= Feline corneal sequestrum =

Eye disease of cats

Feline corneal sequestrum (also known as feline corneal necrosis) is the development of dark areas of dead tissue in the cornea of domestic cats. This disease is painful to the cat, although it develops slowly over a longer period of time. Cats will usually demonstrate teary eye(s), squinting or closing of the eye(s), and covering of the third eyelid.

== Presentation ==
The affected area of the cornea develops a brown discoloration. The area surrounding the sequestrum may have superficial ulceration. The corneal sequestrum is painful, and the cat may show this by squinting or closing the eye (blepharospasm).

== Causes ==
The cause of corneal sequestra is unknown. A sequestrum in the cornea usually develops following long term (chronic) ulceration of the cornea. Feline viral rhinotracheitis (previously known as Feline herpes virus) is often found in cats with a corneal sequestrum.

== Prevention ==
As the cause is not known, it is difficult to know what steps to take to prevent this from occurring. However, keep the eyes clean and seek veterinary attention if an eye is cut, scratched or irritated.

== Treatment ==
Lubricating eye drops are usually given in the first instance of feline corneal sequestra, yet if the eye continues to irritate the cat or becomes worse, surgical removal is usually required.
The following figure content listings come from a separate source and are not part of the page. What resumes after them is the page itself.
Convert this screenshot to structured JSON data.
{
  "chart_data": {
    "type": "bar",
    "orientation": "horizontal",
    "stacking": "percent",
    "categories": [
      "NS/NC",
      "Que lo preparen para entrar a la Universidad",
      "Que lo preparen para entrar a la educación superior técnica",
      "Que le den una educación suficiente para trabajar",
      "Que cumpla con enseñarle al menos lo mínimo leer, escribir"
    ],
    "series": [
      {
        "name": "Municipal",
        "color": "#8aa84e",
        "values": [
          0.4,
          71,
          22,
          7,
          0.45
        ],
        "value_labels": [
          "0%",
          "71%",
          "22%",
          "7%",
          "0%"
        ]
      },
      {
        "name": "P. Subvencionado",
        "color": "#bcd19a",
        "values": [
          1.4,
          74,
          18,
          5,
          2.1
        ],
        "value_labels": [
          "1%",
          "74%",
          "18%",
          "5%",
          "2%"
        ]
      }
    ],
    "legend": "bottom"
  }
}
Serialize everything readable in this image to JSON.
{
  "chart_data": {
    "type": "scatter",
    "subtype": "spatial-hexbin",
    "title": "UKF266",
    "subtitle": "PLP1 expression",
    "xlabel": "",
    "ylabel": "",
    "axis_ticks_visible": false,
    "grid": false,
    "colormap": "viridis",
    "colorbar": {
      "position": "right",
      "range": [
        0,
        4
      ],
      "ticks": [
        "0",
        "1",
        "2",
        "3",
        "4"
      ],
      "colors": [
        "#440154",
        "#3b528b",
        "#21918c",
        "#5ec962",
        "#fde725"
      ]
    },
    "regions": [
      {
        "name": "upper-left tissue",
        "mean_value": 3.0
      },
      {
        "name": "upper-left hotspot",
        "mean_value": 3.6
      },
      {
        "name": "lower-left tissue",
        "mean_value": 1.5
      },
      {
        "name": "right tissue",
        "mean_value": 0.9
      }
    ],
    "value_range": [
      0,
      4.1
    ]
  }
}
Once the removal of the corneal sequestrum is complete, cats will usually remain on lubricating eye drops for the rest of their lives. The disease often reoccurs in cats who have already experienced this problem.

==Epidemiology==
Any breed of cat may develop a corneal sequestrum, although Persians, Exotic Shorthairs and Himalayans may be more susceptible to developing sequestra than other breeds of cat.